Wow. We almost did it. 2 More Tabs and we closed, discussed and saved them all. Once we are done, we have a clean slate. Somehow. The projects lingering around in the back of my mind have not yet been cleaned, but the tabs, the knowledge, the insights, they have calmed down.

So let's focus on the last 2 Tabs.

A story about June Huh. The winner of the Fields Medal.

His story captivated me. The high school dropout that won the fields medal in mathematics. But it was not his story or the fact that a high-school dropout won that medal, but the article about him as a person, his quirks and his wonders. The story of exploration. Like exploring through the fields of the mathematical space.

It almost has something beautiful and poetic about it. The reason why he may have wanted to become a poet. If you like wonders, beauty in numbers, a personal yet professional story of a human being and the quirks of those that make you think - I find myself in those words and storylines? They remind me of myself. Then read it and dive in. It's worth it. READ.
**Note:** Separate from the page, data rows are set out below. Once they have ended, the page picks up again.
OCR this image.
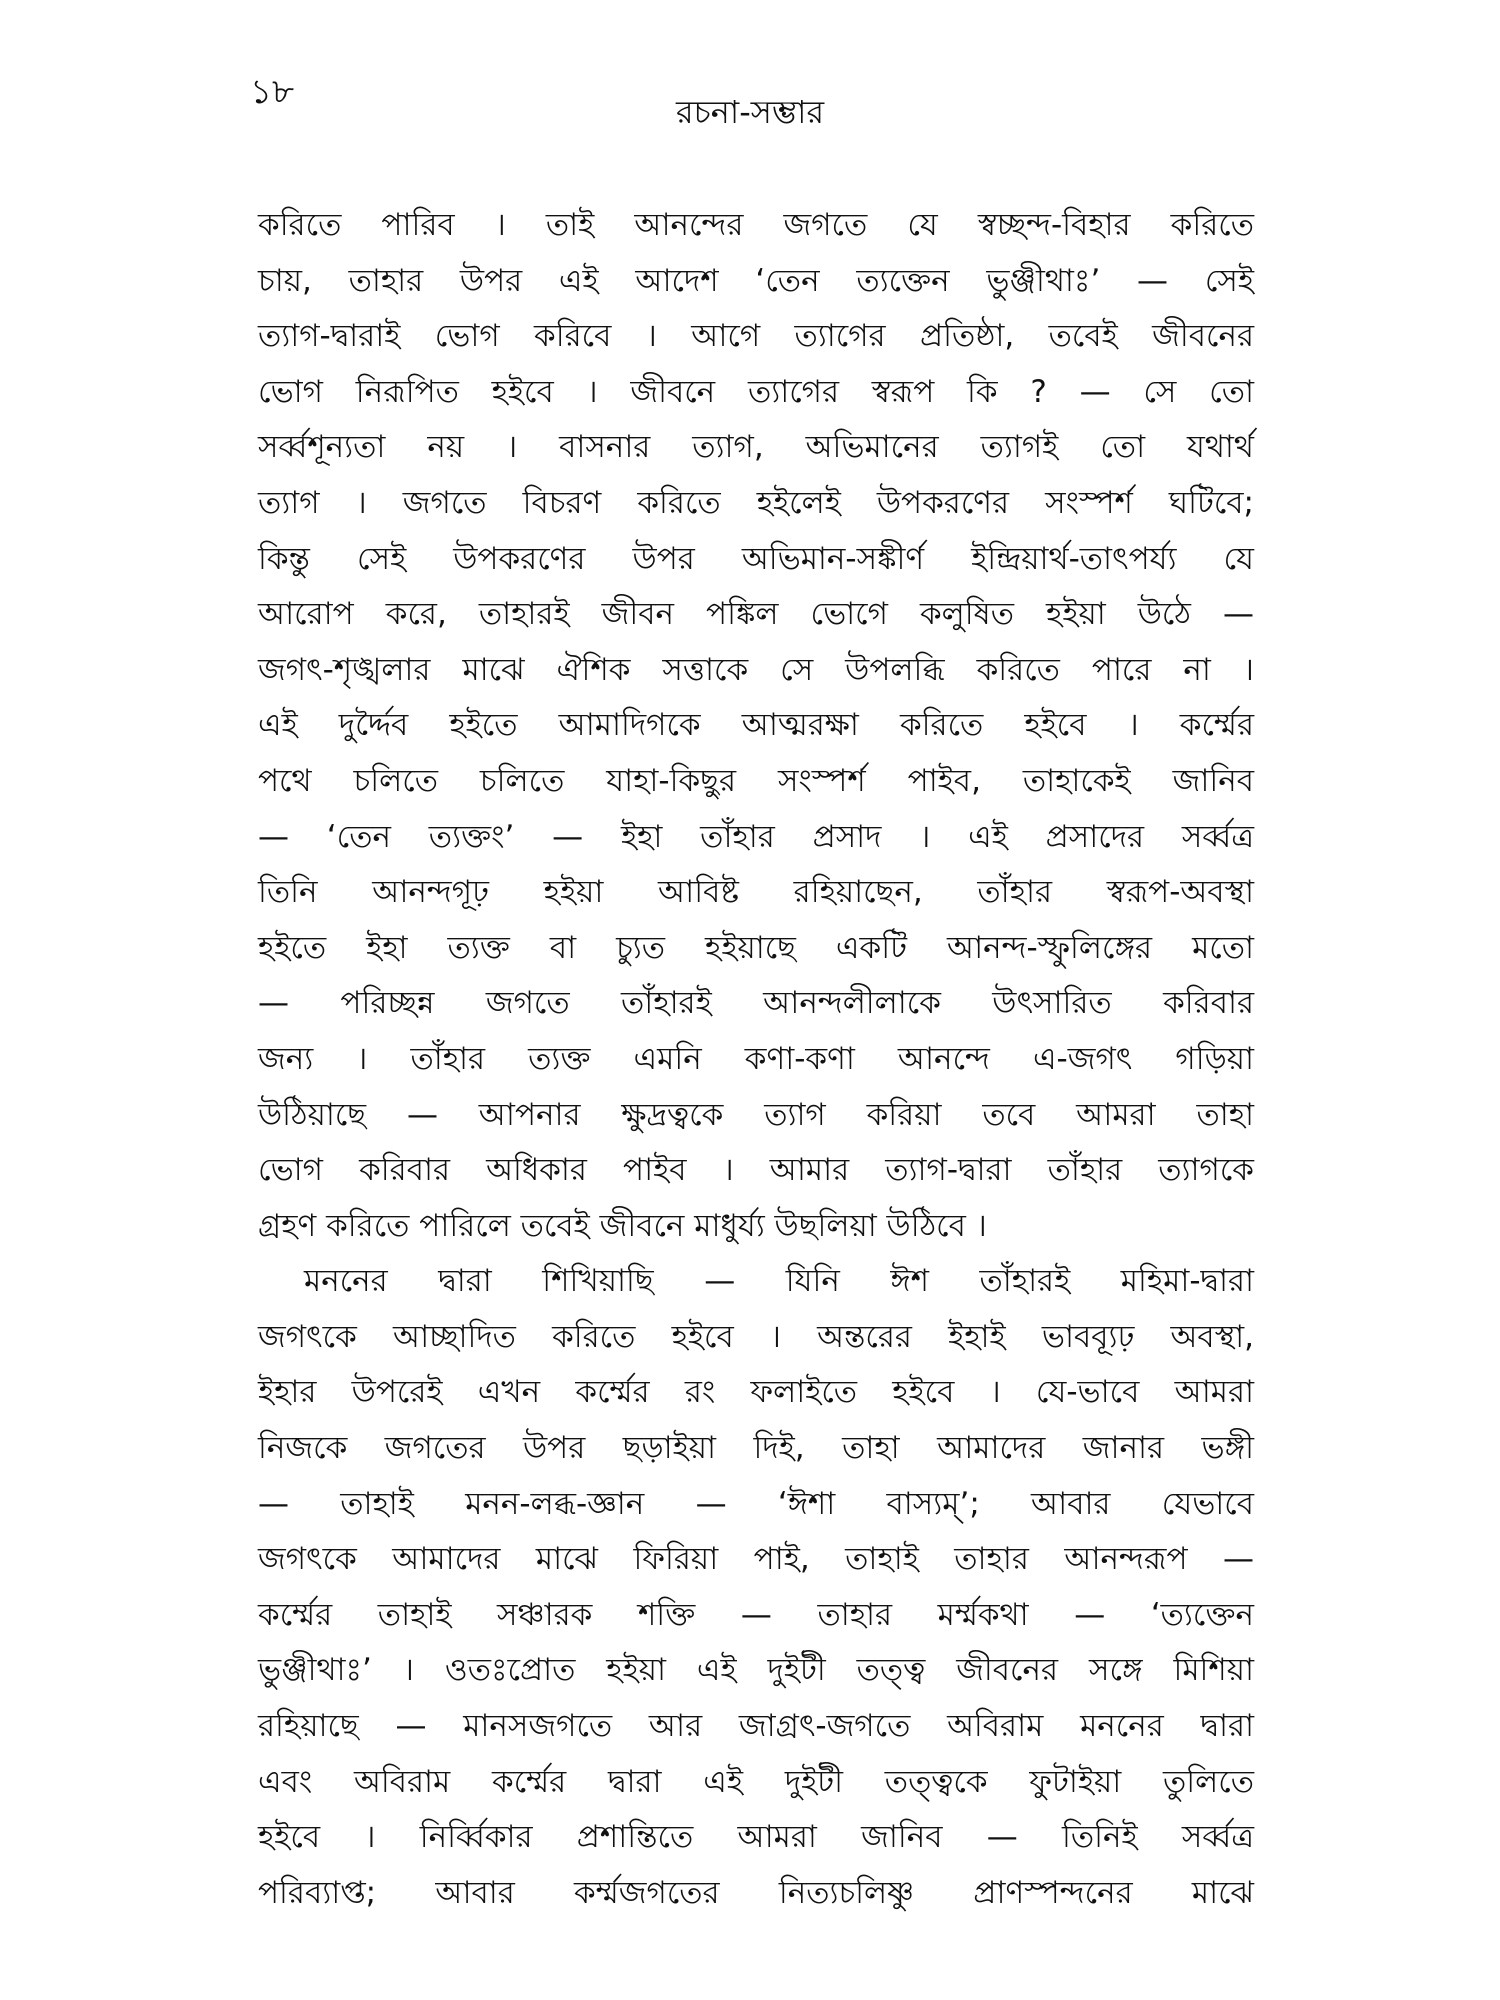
১৮	রচনা-সম্ভার
করিতে পারিব । তাই আনন্দের জগতে যে স্বচ্ছন্দ-বিহার করিতে
চায়, তাহার উপর এই আদেশ ‘তেন ত্যক্তেন ভুঞ্জীথাঃ’ — সেই
ত্যাগ-দ্বারাই ভোগ করিবে । আগে ত্যাগের প্রতিষ্ঠা, তবেই জীবনের
ভোগ নিরূপিত হইবে । জীবনে ত্যাগের স্বরূপ কি ? — সে তো
সর্ব্বশূন্যতা নয় । বাসনার ত্যাগ, অভিমানের ত্যাগই তো যথার্থ
ত্যাগ । জগতে বিচরণ করিতে হইলেই উপকরণের সংস্পর্শ ঘটিবে;
কিন্তু সেই উপকরণের উপর অভিমান-সঙ্কীর্ণ ইন্দ্রিয়ার্থ-তাৎপর্য্য যে
আরোপ করে, তাহারই জীবন পঙ্কিল ভোগে কলুষিত হইয়া উঠে —
জগৎ-শৃঙ্খলার মাঝে ঐশিক সত্তাকে সে উপলব্ধি করিতে পারে না ।
এই দুর্দ্দৈব হইতে আমাদিগকে আত্মরক্ষা করিতে হইবে । কর্ম্মের
পথে চলিতে চলিতে যাহা-কিছুর সংস্পর্শ পাইব, তাহাকেই জানিব
— ‘তেন ত্যক্তং’ — ইহা তাঁহার প্রসাদ । এই প্রসাদের সর্ব্বত্র
তিনি আনন্দগূঢ় হইয়া আবিষ্ট রহিয়াছেন, তাঁহার স্বরূপ-অবস্থা
হইতে ইহা ত্যক্ত বা চ্যুত হইয়াছে একটি আনন্দ-স্ফুলিঙ্গের মতো
— পরিচ্ছন্ন জগতে তাঁহারই আনন্দলীলাকে উৎসারিত করিবার
জন্য । তাঁহার ত্যক্ত এমনি কণা-কণা আনন্দে এ-জগৎ গড়িয়া
উঠিয়াছে — আপনার ক্ষুদ্রত্বকে ত্যাগ করিয়া তবে আমরা তাহা
ভোগ করিবার অধিকার পাইব । আমার ত্যাগ-দ্বারা তাঁহার ত্যাগকে
গ্রহণ করিতে পারিলে তবেই জীবনে মাধুর্য্য উছলিয়া উঠিবে ।
মননের দ্বারা শিখিয়াছি — যিনি ঈশ তাঁহারই মহিমা-দ্বারা
জগৎকে আচ্ছাদিত করিতে হইবে । অন্তরের ইহাই ভাবব্যূঢ় অবস্থা,
ইহার উপরেই এখন কর্ম্মের রং ফলাইতে হইবে । যে-ভাবে আমরা
নিজকে জগতের উপর ছড়াইয়া দিই, তাহা আমাদের জানার ভঙ্গী
— তাহাই মনন-লব্ধ-জ্ঞান — ‘ঈশা বাস্যম্’; আবার যেভাবে
জগৎকে আমাদের মাঝে ফিরিয়া পাই, তাহাই তাহার আনন্দরূপ —
কর্ম্মের তাহাই সঞ্চারক শক্তি — তাহার মর্ম্মকথা — ‘ত্যক্তেন
ভুঞ্জীথাঃ’ । ওতঃপ্রোত হইয়া এই দুইটী তত্ত্ব জীবনের সঙ্গে মিশিয়া
রহিয়াছে — মানসজগতে আর জাগ্রৎ-জগতে অবিরাম মননের দ্বারা
এবং অবিরাম কর্ম্মের দ্বারা এই দুইটী তত্ত্বকে ফুটাইয়া তুলিতে
হইবে । নির্ব্বিকার প্রশান্তিতে আমরা জানিব — তিনিই সর্ব্বত্র
পরিব্যাপ্ত; আবার কর্ম্মজগতের নিত্যচলিষ্ণু প্রাণস্পন্দনের মাঝে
Last but not least. Sam Altman's blog. And an article on The Gentle Singularity. Written 2 months ago.

I did not know he wrote a blog. But the more I read and connect to people in the sciences, in computing and AI, the more I realize - they write blogs.

We won't go into the details here. Too much have we been touching and looking at today already.

Let's finish instead on a paragraph he wrote:

"2025 has seen the arrival of agents that can do real cognitive work; writing computer code will never be the same. 2026 will likely see the arrival of systems that can figure out novel insights. 2027 may see the arrival of robots that can do tasks in the real world."

And let's discover and explore if what he predicts will happen in 2025. 2026. 2027. With 2025 he is right. We are where we are. What 2026 and 2026 will bring, we have yet to find out.